The Gamemaster as a Set Designer
As the Gamemaster you are also responsible for setting the tone of your story through detailed descriptions of the creatures, locations, and objects that the PCs encounter. These descriptions should evoke an emotional reaction, that help make the setting feel real and tangible. Additionally, through each scene that the PCs interact with, the Gamemaster provides a detailed description of the environment and everything in it, helping the players to visualize where their characters are and what exists around them.
For example, Jeremy describes Belkemar's office when the PCs enter it for the first time:
The air is stifling as you open the door, a fire raging within the fireplace beneath a bubbling cauldron that emotes a sickly, sweet scent. The walls of the chamber are filled with floor to ceiling bookcases, save for a workbench against one wall of the hexagonal room. The bench is covered with various alchemical devices, including a small burner adding heat to a baker of purplish liquid above it. A cabinet next to the bench is filled with stoppered flasks and jars, no doubt containing a multitude of components for Belkemar's infamous experiments. There are no windows in the room, leaving the area dim even at the peak of daylight.

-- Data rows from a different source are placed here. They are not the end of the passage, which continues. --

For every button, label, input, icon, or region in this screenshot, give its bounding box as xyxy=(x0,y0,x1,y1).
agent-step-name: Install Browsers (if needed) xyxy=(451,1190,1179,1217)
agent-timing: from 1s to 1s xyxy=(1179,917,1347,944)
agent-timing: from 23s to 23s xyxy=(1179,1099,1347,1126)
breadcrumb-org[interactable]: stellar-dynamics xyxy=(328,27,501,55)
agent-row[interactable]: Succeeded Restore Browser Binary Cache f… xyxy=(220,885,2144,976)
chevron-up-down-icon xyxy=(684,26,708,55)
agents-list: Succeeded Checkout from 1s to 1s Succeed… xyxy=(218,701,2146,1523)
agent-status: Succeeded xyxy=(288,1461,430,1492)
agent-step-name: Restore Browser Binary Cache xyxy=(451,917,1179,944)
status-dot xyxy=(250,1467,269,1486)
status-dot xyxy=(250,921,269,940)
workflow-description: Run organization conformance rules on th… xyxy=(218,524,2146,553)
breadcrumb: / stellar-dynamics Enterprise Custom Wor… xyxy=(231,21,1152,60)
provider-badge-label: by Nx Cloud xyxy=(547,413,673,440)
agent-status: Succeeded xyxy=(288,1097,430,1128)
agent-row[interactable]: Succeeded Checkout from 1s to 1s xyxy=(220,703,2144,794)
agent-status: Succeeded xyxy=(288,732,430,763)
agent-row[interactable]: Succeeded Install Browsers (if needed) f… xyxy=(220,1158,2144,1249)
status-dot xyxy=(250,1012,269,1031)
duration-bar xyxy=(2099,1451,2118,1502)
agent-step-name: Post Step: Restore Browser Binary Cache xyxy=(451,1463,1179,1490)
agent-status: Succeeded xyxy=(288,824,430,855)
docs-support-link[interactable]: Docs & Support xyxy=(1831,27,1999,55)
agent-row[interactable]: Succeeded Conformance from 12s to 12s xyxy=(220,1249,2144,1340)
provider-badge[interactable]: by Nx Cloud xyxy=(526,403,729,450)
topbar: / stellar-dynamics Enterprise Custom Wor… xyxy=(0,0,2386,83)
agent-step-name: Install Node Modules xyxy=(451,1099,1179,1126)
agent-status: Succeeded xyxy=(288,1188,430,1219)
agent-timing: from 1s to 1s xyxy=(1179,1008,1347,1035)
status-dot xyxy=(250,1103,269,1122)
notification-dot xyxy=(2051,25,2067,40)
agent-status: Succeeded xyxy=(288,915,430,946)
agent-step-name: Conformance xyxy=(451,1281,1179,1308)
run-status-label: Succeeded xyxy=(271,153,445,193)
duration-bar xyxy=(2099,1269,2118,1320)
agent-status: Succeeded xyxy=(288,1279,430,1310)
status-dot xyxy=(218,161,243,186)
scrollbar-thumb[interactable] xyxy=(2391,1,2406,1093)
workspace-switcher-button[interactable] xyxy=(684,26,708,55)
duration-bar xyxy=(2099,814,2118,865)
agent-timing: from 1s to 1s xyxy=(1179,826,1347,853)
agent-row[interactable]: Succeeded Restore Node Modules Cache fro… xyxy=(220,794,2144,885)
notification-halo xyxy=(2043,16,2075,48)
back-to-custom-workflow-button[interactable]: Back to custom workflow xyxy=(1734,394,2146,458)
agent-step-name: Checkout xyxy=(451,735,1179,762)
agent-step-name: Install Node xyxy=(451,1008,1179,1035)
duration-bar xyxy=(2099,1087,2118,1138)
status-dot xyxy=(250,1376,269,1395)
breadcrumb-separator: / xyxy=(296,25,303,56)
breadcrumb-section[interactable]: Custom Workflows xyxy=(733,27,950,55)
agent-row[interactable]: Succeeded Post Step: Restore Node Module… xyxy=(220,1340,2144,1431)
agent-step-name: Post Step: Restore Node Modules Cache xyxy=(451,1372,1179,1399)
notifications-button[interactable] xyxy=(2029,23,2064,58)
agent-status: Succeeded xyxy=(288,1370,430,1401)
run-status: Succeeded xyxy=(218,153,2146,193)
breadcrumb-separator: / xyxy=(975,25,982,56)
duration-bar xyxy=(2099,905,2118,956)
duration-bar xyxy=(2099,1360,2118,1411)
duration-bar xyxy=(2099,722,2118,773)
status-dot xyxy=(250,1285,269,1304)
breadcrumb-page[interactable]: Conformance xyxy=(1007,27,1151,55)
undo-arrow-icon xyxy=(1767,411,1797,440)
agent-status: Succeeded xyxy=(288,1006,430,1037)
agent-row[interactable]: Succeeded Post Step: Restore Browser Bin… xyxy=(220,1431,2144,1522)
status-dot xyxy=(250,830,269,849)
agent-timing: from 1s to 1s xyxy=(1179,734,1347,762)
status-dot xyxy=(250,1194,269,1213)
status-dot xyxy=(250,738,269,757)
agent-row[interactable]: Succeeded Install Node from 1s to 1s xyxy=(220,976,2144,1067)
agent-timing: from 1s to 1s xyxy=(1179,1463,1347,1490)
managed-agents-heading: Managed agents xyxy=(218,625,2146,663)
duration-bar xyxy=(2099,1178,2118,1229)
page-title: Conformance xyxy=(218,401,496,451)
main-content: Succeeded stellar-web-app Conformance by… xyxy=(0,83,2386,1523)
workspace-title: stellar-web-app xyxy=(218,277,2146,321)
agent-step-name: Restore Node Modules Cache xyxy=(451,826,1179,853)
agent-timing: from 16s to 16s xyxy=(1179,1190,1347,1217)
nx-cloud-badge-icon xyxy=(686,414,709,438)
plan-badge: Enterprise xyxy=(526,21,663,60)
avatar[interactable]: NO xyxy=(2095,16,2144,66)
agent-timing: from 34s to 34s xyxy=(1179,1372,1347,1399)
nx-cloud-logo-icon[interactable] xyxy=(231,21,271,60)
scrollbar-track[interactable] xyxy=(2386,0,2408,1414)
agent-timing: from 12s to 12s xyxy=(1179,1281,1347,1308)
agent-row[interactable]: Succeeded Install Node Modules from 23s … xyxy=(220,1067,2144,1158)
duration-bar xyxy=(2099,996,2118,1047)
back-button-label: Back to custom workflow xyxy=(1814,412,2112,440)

The center of the room is taken up by a massive oak desk, piled high with books and loose parchment, behind which sits the man of interest, Belkemar himself.
The Gamemaster as the Villains, Support Characters, and Extras
A Quest of Destiny setting wouldn't feel very alive if there weren't other people in it, so the Gamemaster is responsible for creating other characters for the PCs to interact with. Some of these characters may be integral to the story line, serving as an adversary, informant, or quest giver. Other characters serve as the extras in the story, the background characters that make the setting come alive and feel like a living, breathing world. As the PCs interact with these characters, it is the Gamemaster who will describe their appearance and demeanor and portray them in roleplay situations.
For example, Jeremy introduces Belkemar to the PCs for the first time:
Belkemar looks up at you from over his spectacles, his gaze piercing as he scrutinizes your group. His brown robes are simple and somewhat drab, but there is an undeniable feeling of power coming off of him, almost as if it were something tangible. The look on his bearded face is irritated, yet curious, as if he is still deciding whether you're worthy of his attention.
"Yes? Can I help you?" he says in a measured voice.